ГЛАВА СОРОК ШЕСТАЯ

Я отвлеклась, но, видимо, сознание работало в своем фоновом режиме, видимо, оно умело решать несколько задач одновременно, оставляя меня с самым в конечном итоге главным — с результатом. И, поэтому, когда я подъехала к дому, я уже знала, что мне делать и примерно что и как говорить.

Я не хотела скандала. Первый эмоциональный прорыв прошел, и слава Богу, я не желала его повторения. Единственное, что я хотела, это чтобы он понял, как больно он мне сделал, как много он зачеркнул. И потом, самое главное, я должна была узнать, не оставляя на потом, узнать наверняка, последний не до конца понятный вопрос: нашел ли он решение до того, как нашла его я.

— Марк, — сказала я сразу, как только вошла. Я не хотела растягивать — зачем? Все понятно, и все решения приняты. — Я все знаю, мне все сегодня рассказали.

Он сразу понял, о чем я говорю, я заметила по его глазам, но все же спросил:

— Что ты знаешь?

— И про то, что ты продавал свои идеи, и про то, почему ты познакомился со мной и затеял все это... Я развела руками, действительно не зная, как назвать — ведь речь шла о моей жизни, о нашей жизни.

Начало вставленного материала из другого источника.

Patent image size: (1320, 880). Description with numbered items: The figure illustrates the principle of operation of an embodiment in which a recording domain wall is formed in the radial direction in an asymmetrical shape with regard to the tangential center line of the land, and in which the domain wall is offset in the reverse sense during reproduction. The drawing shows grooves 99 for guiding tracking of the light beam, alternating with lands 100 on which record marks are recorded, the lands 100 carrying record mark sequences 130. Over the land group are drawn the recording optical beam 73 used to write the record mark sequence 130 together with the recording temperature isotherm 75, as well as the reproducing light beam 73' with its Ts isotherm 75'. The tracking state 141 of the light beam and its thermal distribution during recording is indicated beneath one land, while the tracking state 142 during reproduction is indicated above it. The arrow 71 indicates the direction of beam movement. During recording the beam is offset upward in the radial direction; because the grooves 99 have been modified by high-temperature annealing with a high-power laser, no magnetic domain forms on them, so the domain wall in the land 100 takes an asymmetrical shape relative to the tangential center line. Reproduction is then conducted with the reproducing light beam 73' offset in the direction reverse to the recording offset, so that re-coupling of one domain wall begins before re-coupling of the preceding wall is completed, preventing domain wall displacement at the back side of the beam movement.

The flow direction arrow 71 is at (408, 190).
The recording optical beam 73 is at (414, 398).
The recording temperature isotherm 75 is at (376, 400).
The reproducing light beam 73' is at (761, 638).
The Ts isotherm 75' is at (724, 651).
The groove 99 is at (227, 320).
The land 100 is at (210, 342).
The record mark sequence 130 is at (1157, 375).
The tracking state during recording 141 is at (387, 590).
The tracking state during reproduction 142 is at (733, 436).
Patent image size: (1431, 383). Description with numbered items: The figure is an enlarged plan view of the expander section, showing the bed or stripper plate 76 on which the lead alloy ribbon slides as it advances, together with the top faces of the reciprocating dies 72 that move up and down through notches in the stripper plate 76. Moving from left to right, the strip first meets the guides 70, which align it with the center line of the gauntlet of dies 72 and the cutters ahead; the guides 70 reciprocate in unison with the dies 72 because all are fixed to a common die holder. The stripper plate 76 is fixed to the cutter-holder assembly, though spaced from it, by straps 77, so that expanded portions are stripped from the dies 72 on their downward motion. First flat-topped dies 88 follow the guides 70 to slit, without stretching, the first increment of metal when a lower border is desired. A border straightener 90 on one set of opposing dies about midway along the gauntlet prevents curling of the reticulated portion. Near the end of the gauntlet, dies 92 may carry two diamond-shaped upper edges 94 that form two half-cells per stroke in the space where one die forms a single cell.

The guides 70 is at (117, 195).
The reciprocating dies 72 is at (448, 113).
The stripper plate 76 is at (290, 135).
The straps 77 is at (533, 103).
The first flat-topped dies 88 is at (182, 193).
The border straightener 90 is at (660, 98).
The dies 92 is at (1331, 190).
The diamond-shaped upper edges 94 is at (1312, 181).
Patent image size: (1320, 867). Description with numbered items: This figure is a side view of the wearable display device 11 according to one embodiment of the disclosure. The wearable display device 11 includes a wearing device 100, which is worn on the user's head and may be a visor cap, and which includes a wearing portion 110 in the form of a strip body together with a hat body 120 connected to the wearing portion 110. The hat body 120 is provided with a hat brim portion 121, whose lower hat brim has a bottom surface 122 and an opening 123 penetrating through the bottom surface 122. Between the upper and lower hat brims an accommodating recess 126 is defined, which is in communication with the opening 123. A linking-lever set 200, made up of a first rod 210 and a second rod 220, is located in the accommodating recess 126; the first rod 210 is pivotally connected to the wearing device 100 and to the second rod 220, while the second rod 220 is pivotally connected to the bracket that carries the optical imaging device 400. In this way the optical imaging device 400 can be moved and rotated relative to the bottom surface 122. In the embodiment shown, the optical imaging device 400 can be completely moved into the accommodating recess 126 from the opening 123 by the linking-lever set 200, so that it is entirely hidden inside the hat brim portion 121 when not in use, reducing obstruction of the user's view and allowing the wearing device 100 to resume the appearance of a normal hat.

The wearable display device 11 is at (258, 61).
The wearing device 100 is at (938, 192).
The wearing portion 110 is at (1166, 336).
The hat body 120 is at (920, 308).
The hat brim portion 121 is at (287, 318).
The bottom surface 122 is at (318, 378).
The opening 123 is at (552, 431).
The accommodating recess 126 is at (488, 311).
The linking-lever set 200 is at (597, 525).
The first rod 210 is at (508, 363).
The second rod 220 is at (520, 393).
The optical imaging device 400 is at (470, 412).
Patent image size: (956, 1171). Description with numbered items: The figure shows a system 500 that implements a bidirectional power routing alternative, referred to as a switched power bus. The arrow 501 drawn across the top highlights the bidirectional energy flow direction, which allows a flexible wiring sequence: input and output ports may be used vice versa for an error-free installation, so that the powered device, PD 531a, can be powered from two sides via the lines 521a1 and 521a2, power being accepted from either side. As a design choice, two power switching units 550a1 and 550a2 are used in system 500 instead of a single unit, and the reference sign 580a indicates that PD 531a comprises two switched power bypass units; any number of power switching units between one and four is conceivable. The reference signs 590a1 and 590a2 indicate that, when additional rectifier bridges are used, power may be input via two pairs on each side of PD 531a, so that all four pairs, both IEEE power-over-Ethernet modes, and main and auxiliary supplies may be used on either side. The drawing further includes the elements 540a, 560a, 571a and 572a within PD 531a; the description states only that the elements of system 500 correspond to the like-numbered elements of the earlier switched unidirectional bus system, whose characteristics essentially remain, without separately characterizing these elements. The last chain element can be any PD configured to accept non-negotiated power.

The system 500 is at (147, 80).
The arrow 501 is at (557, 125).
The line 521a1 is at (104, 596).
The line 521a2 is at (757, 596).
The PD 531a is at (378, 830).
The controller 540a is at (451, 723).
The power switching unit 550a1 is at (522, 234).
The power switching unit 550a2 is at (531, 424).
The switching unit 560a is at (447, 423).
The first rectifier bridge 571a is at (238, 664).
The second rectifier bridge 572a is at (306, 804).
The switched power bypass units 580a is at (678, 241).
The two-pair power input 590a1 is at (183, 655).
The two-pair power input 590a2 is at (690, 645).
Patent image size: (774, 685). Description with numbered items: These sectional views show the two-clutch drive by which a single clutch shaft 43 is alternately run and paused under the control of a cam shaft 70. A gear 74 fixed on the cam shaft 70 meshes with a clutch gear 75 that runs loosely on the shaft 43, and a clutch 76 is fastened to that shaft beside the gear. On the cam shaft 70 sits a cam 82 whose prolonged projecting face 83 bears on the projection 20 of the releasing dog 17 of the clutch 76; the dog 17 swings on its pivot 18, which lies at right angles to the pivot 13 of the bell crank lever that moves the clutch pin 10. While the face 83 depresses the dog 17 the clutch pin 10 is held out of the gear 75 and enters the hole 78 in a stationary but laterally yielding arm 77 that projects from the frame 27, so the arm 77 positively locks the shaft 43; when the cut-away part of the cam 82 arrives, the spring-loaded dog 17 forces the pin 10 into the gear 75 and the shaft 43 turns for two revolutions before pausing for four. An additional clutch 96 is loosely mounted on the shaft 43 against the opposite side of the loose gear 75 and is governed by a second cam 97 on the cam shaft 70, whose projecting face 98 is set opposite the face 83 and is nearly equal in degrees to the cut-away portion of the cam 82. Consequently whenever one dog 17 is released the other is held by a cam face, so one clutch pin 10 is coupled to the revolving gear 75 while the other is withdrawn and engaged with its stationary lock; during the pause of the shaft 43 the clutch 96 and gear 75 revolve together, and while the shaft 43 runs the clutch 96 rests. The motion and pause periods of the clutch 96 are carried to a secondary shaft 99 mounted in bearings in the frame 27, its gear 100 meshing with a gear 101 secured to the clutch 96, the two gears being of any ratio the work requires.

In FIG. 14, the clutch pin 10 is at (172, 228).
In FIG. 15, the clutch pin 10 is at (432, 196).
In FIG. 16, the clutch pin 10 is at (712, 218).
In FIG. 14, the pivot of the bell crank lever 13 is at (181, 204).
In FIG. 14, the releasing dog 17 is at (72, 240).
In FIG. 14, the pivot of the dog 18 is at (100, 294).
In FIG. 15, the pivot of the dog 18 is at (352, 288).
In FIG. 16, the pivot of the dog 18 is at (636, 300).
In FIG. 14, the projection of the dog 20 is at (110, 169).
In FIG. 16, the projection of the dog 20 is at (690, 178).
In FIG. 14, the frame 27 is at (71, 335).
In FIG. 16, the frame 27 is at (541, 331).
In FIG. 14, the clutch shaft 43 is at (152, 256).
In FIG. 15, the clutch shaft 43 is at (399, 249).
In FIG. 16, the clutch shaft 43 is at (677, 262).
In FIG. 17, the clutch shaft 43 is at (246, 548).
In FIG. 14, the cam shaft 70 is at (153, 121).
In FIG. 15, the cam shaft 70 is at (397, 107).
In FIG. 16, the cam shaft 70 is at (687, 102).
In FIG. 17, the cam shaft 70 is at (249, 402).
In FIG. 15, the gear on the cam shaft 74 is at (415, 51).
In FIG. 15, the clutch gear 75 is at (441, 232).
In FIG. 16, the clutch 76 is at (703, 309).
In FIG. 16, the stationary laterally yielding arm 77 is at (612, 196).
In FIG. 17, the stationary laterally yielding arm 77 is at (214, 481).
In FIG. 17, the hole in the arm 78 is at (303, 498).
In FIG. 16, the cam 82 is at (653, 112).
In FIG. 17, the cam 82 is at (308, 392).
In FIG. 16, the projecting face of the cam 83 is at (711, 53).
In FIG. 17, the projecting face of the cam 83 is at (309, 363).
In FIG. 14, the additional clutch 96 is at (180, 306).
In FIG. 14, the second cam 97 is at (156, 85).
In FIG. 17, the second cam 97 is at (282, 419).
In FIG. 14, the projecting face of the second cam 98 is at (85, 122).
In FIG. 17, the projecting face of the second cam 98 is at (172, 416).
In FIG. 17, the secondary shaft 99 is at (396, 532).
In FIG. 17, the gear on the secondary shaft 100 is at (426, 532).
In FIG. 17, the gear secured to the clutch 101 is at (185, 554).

Казалось, он не удивился, мне далее показалось, что он был подготовлен. Наверное, Рон успел уже ему позвонить.

— Я думал, что про деньги ты давно знаешь. Странно, что тебе так долго не докладывали.

— Пытались, но я не слушала, а сегодня решилась.

— Зильбер, что ли? — спросил проницательный Марк.

— Какая разница, — ответила я.

— Действительно, никакой, — согласился он. — Ну, и что ты решила? — спросил он.

Я молчала, вглядываясь в него. Конечно, он понимал, что мне больно. Понимал ли он, что мне противно? Не знаю.

— Во-первых, я хочу тебе сказать, Марк, что это подло, то, что ты сделал.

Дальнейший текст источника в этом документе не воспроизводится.